There are signs easy money is drying up. Several high-profile takeover deals that involve billions in debt have run into questions over credit worries. Private equity firm Cerberus struggled to sell US$12 billion in loans tied to its acquisition of Chrysler, while the Ontario Teachers' Pension Plan has had to assure investors in BCE the terms of that massive takeover deal are still the same. Investors are worried buyers won't be able to handle their debt loads if interest rates rise further.

If credit worries deepen, those mega-deals could indicate what's to come for the small and mid-size companies that make up a chunk of bank-lending portfolios. The banks may tighten lending terms with borrowers, as U.S. mortgage companies are doing with homeowners, making it harder for companies to meet debt obligations. That doesn't guarantee a raft of insolvencies. Experts say banks have shifted away from their slash-and-burn ways of the past, when they would immediately put a debtor into insolvency if it failed to pay up. A new, more conciliatory approach allows companies time to seek alternatives. "I haven't seen very many close-the-door liquidations, and the ones I have seen are with fraud and gross mismanagement," says David Cohen, a lawyer with Gowling Lafleur Henderson in Toronto. "Higher liquidity has given financial institutions that luxury." How long that sunny approach will last, should defaults begin to rise, is the question.

For their part, liquidators and appraisers anticipate more work coming their way soon. There have already been industrial auctions in Ontario's stalled automotive industry and British Columbia's beleaguered forestry sector. Then in June, the auction process was on full display when Toronto liquidation firm Benaco Sales took bids on the assets of the Sam the Record Man store on Yonge Street. John Jefferson, executive vice-president of Hilco Appraisal Services, another firm in Toronto, says the last three years have been soft on the bankruptcy auction front. Hilco is no stranger to the muddy world of valuing assets of defunct companies. In the late 1990s the firm took part in the massive liquidation of the Eaton's retail chain. He sees things picking up again. "The fundamentals seem to be shifting, which creates a better environment for this type of work," he says. "We're prepared to step up and buy any kind of asset. There will be lots of opportunities."

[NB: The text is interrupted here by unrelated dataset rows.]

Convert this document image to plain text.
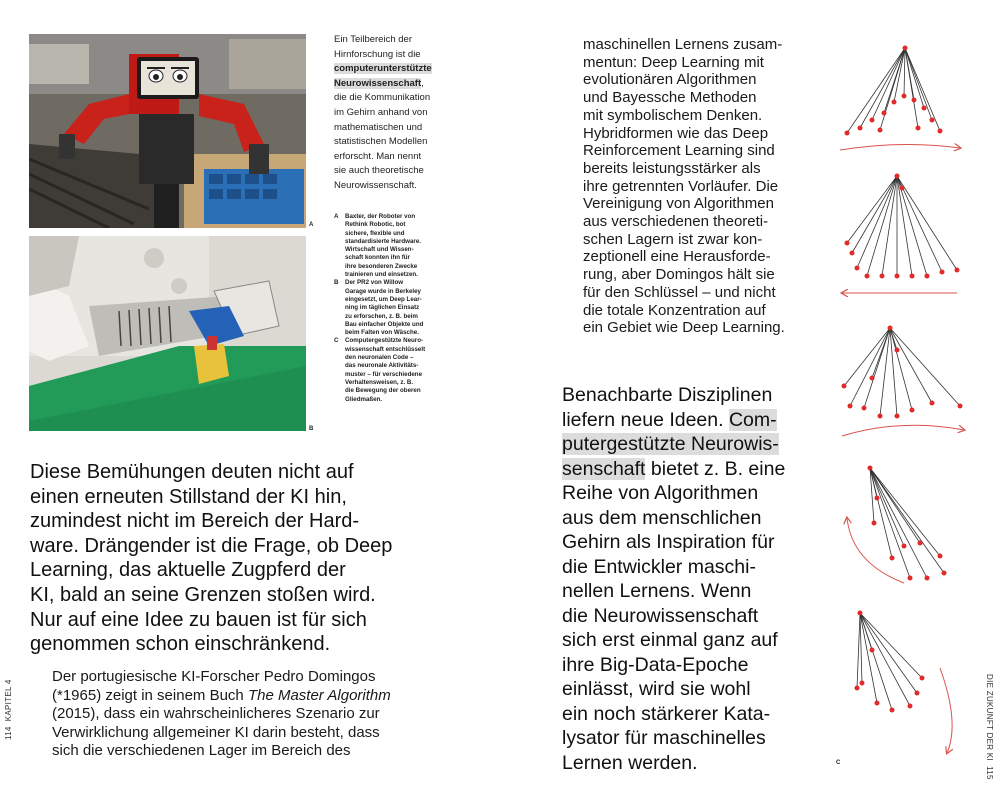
A
B
Ein Teilbereich der
Hirnforschung ist die
computerunterstützte
Neurowissenschaft,
die die Kommunikation
im Gehirn anhand von
mathematischen und
statistischen Modellen
erforscht. Man nennt
sie auch theoretische
Neurowissenschaft.
A	Baxter, der Roboter von
Rethink Robotic, bot
sichere, flexible und
standardisierte Hardware.
Wirtschaft und Wissen-
schaft konnten ihn für
ihre besonderen Zwecke
trainieren und einsetzen.
B	Der PR2 von Willow
Garage wurde in Berkeley
eingesetzt, um Deep Lear-
ning im täglichen Einsatz
zu erforschen, z. B. beim
Bau einfacher Objekte und
beim Falten von Wäsche.
C	Computergestützte Neuro-
wissenschaft entschlüsselt
den neuronalen Code –
das neuronale Aktivitäts-
muster – für verschiedene
Verhaltensweisen, z. B.
die Bewegung der oberen
Gliedmaßen.
Diese Bemühungen deuten nicht auf
einen erneuten Stillstand der KI hin,
zumindest nicht im Bereich der Hard-
ware. Drängender ist die Frage, ob Deep
Learning, das aktuelle Zugpferd der
KI, bald an seine Grenzen stoßen wird.
Nur auf eine Idee zu bauen ist für sich
genommen schon einschränkend.
Der portugiesische KI-Forscher Pedro Domingos
(*1965) zeigt in seinem Buch The Master Algorithm
(2015), dass ein wahrscheinlicheres Szenario zur
Verwirklichung allgemeiner KI darin besteht, dass
sich die verschiedenen Lager im Bereich des
114  KAPITEL 4
maschinellen Lernens zusam-
mentun: Deep Learning mit
evolutionären Algorithmen
und Bayessche Methoden
mit symbolischem Denken.
Hybridformen wie das Deep
Reinforcement Learning sind
bereits leistungsstärker als
ihre getrennten Vorläufer. Die
Vereinigung von Algorithmen
aus verschiedenen theoreti-
schen Lagern ist zwar kon-
zeptionell eine Herausforde-
rung, aber Domingos hält sie
für den Schlüssel – und nicht
die totale Konzentration auf
ein Gebiet wie Deep Learning.
Benachbarte Disziplinen
liefern neue Ideen. Com-
putergestützte Neurowis-
senschaft bietet z. B. eine
Reihe von Algorithmen
aus dem menschlichen
Gehirn als Inspiration für
die Entwickler maschi-
nellen Lernens. Wenn
die Neurowissenschaft
sich erst einmal ganz auf
ihre Big-Data-Epoche
einlässt, wird sie wohl
ein noch stärkerer Kata-
lysator für maschinelles
Lernen werden.	C
DIE ZUKUNFT DER KI  115
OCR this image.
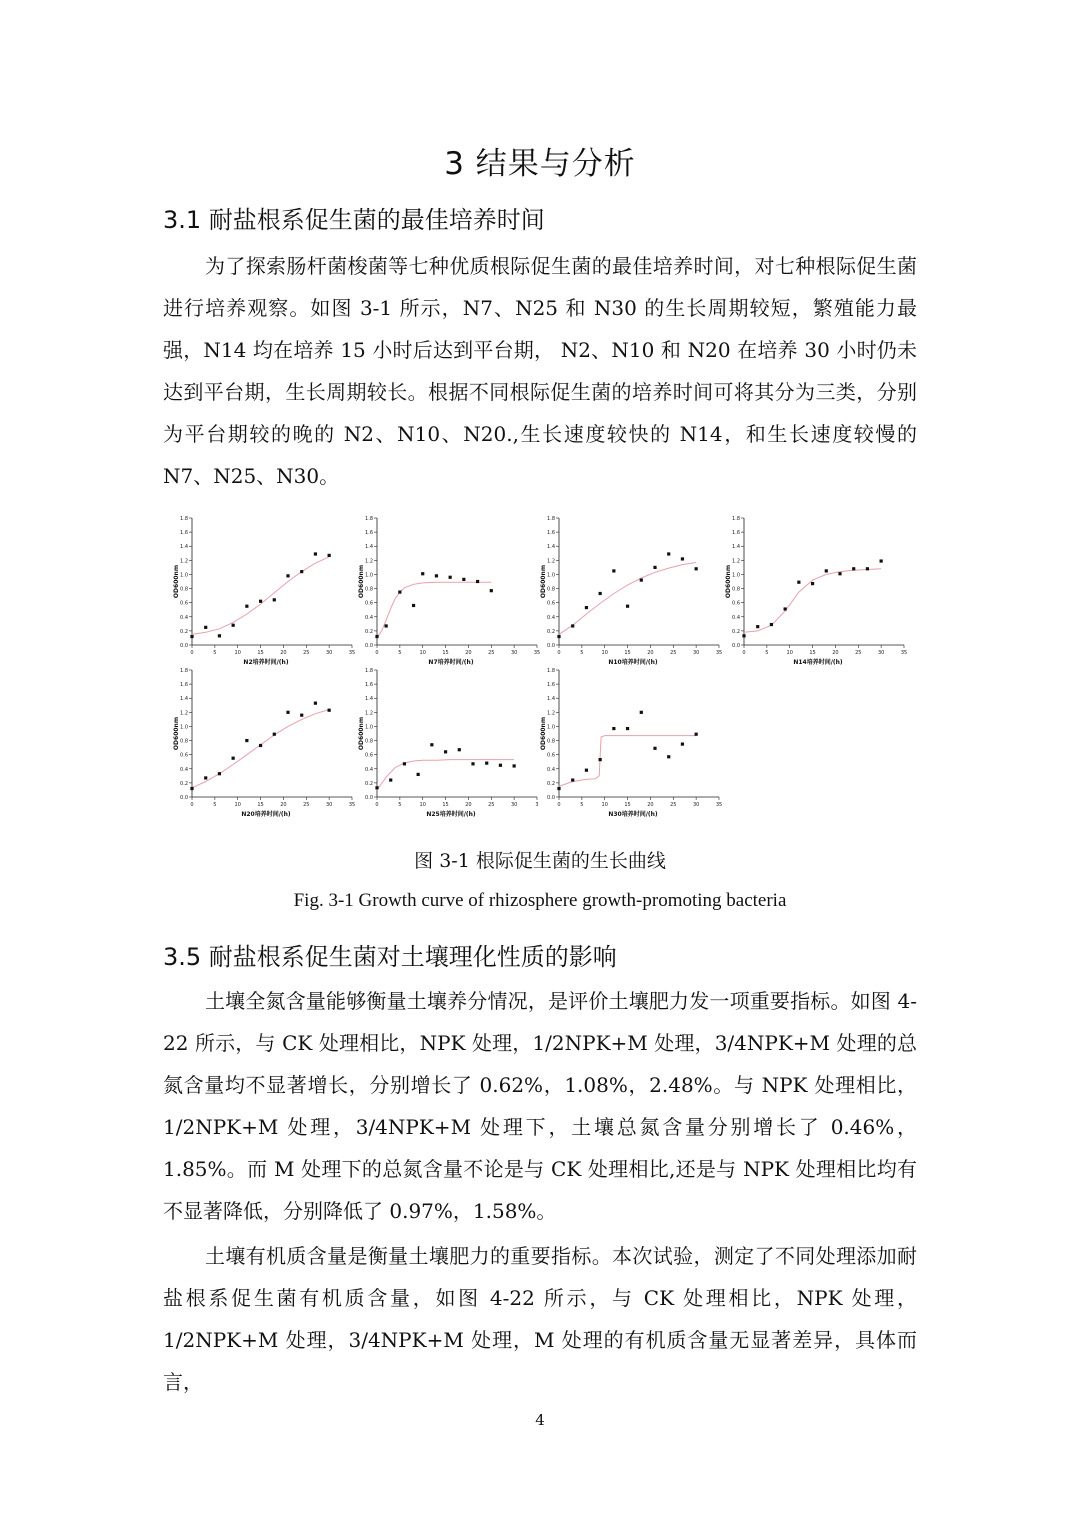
3 结果与分析
3.1 耐盐根系促生菌的最佳培养时间

为了探索肠杆菌梭菌等七种优质根际促生菌的最佳培养时间，对七种根际促生菌进行培养观察。如图 3-1 所示，N7、N25 和 N30 的生长周期较短，繁殖能力最强，N14 均在培养 15 小时后达到平台期， N2、N10 和 N20 在培养 30 小时仍未达到平台期，生长周期较长。根据不同根际促生菌的培养时间可将其分为三类，分别为平台期较的晚的 N2、N10、N20.,生长速度较快的 N14，和生长速度较慢的 N7、N25、N30。

0.0
0.2
0.4
0.6
0.8
1.0
1.2
1.4
1.6
1.8
0	5	10	15	20	25	30	35
N2培养时间/(h)
OD600nm
0.0
0.2
0.4
0.6
0.8
1.0
1.2
1.4
1.6
1.8
0	5	10	15	20	25	30	35
N7培养时间/(h)
OD600nm
0.0
0.2
0.4
0.6
0.8
1.0
1.2
1.4
1.6
1.8
0	5	10	15	20	25	30	35
N10培养时间/(h)
OD600nm
0.0
0.2
0.4
0.6
0.8
1.0
1.2
1.4
1.6
1.8
0	5	10	15	20	25	30	35
N14培养时间/(h)
OD600nm
0.0
0.2
0.4
0.6
0.8
1.0
1.2
1.4
1.6
1.8
0	5	10	15	20	25	30	35
N20培养时间/(h)
OD600nm
0.0
0.2
0.4
0.6
0.8
1.0
1.2
1.4
1.6
1.8
0	5	10	15	20	25	30	3
N25培养时间/(h)
OD600nm
0.0
0.2
0.4
0.6
0.8
1.0
1.2
1.4
1.6
1.8
0	5	10	15	20	25	30	35
N30培养时间/(h)
OD600nm
图 3-1 根际促生菌的生长曲线
Fig. 3-1 Growth curve of rhizosphere growth-promoting bacteria
3.5 耐盐根系促生菌对土壤理化性质的影响

土壤全氮含量能够衡量土壤养分情况，是评价土壤肥力发一项重要指标。如图 4-22 所示，与 CK 处理相比，NPK 处理，1/2NPK+M 处理，3/4NPK+M 处理的总氮含量均不显著增长，分别增长了 0.62%，1.08%，2.48%。与 NPK 处理相比，1/2NPK+M 处理，3/4NPK+M 处理下，土壤总氮含量分别增长了 0.46%，1.85%。而 M 处理下的总氮含量不论是与 CK 处理相比,还是与 NPK 处理相比均有不显著降低，分别降低了 0.97%，1.58%。

土壤有机质含量是衡量土壤肥力的重要指标。本次试验，测定了不同处理添加耐盐根系促生菌有机质含量，如图 4-22 所示，与 CK 处理相比，NPK 处理，1/2NPK+M 处理，3/4NPK+M 处理，M 处理的有机质含量无显著差异，具体而言，

4
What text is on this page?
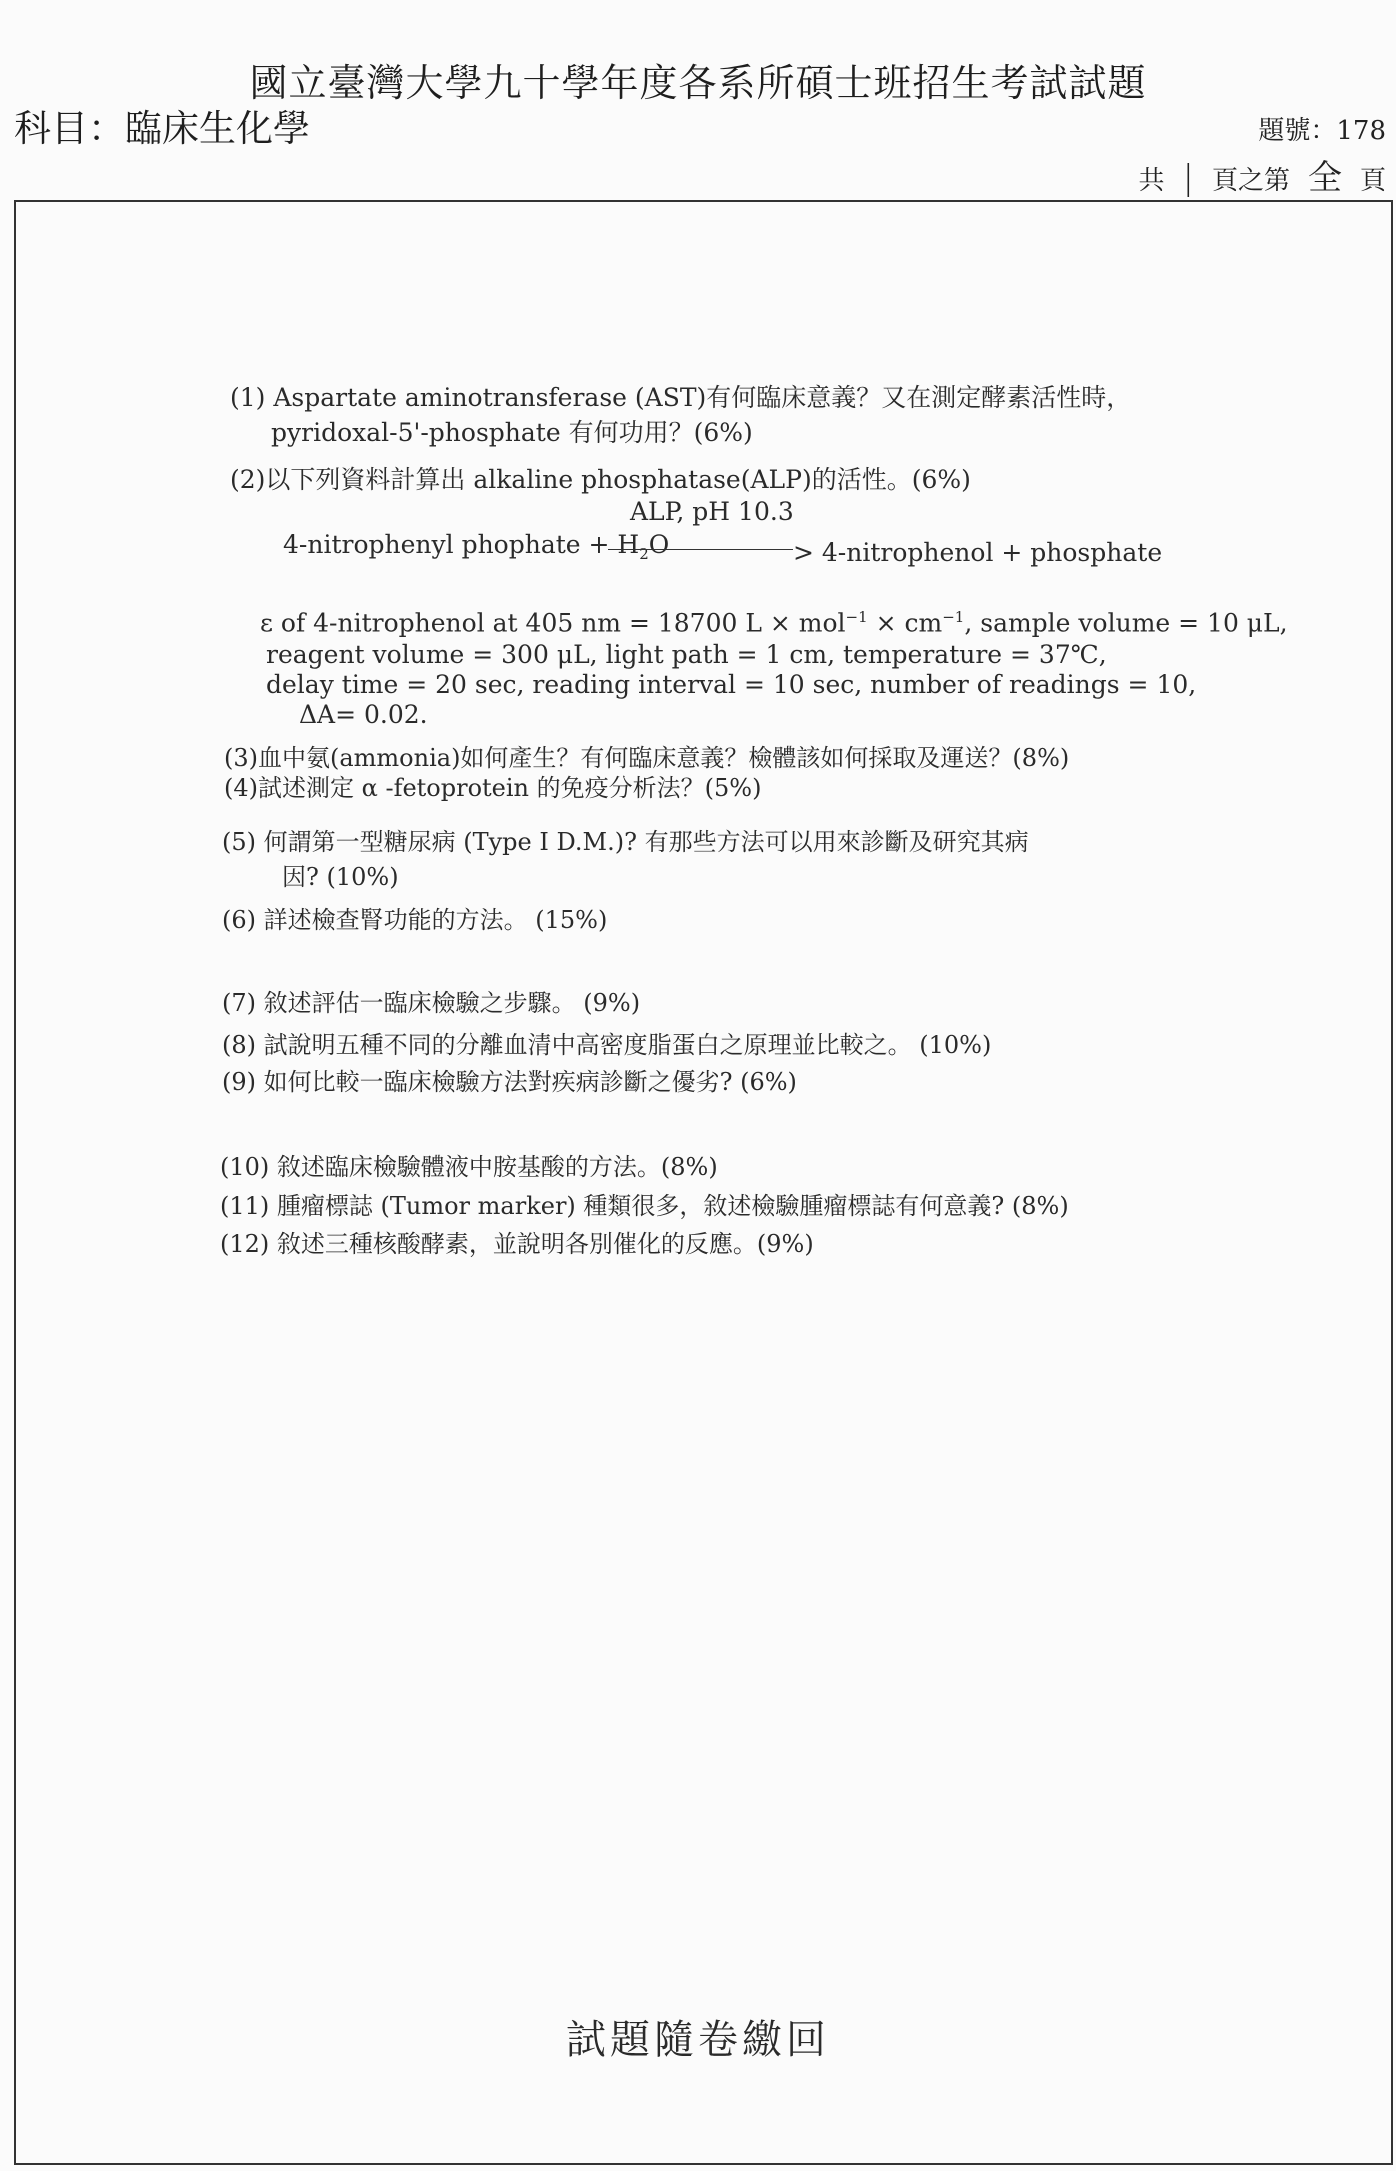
國立臺灣大學九十學年度各系所碩士班招生考試試題
科目：臨床生化學	題號：178
共 | 頁之第 全 頁
(1) Aspartate aminotransferase (AST)有何臨床意義？又在測定酵素活性時，
pyridoxal-5'-phosphate 有何功用？(6%)
(2)以下列資料計算出 alkaline phosphatase(ALP)的活性。(6%)
ALP, pH 10.3
4-nitrophenyl phophate + $H_2O$	> 4-nitrophenol + phosphate
ε of 4-nitrophenol at 405 nm = 18700 $L \times mol^{-1} \times cm^{-1}$, sample volume = 10 μL,
reagent volume = 300 μL, light path = 1 cm, temperature = 37℃,
delay time = 20 sec, reading interval = 10 sec, number of readings = 10,
ΔA= 0.02.
(3)血中氨(ammonia)如何產生？有何臨床意義？檢體該如何採取及運送？(8%)
(4)試述測定 α -fetoprotein 的免疫分析法？(5%)
(5) 何謂第一型糖尿病 (Type I D.M.)? 有那些方法可以用來診斷及研究其病
因? (10%)
(6) 詳述檢查腎功能的方法。 (15%)
(7) 敘述評估一臨床檢驗之步驟。 (9%)
(8) 試說明五種不同的分離血清中高密度脂蛋白之原理並比較之。 (10%)
(9) 如何比較一臨床檢驗方法對疾病診斷之優劣? (6%)
(10) 敘述臨床檢驗體液中胺基酸的方法。(8%)
(11) 腫瘤標誌 (Tumor marker) 種類很多，敘述檢驗腫瘤標誌有何意義? (8%)
(12) 敘述三種核酸酵素，並說明各別催化的反應。(9%)
試題隨卷繳回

The credit crunch that started in the U.S. subprime sector has also proven a boon for retailers like Liquidation World, a chain with more than 100 stores here and south of the border that gets its products through inventory clearances and liquidations. Two months ago the company bought 50 truckloads' worth of furniture from a distributor in southern California that had fallen on hard times as a result of the slowdown in the housing market. "This couldn't come at a better time for us because of the strength of the Canadian dollar," says CEO Jonathan Hill. "If the trend continues, that will lead to even greater distress situations." And more opportunities to buy goods at super-discount prices.

A major financial crisis is far from inevitable. Even Jurshevski isn't certain the subprime mortgage collapse will be enough to spark a wider reckoning. "Clearly subprime has put the wind into lots of people, but we don't think we're at the watershed event yet," he says. There's still lots of cash floating around world markets, while corporate profits have held up reasonably well. But with each passing month that default rates remain low, the backlog of potentially troubled companies continues to grow. Eventually the dam will burst. Until then, Jurshevski is a patient man. You have to be when you're dealing with such risky investments. "We're waiting for the flood," he says calmly. "Everyone else will want to get out and we'll be able to start pricing risk the way we want to price it."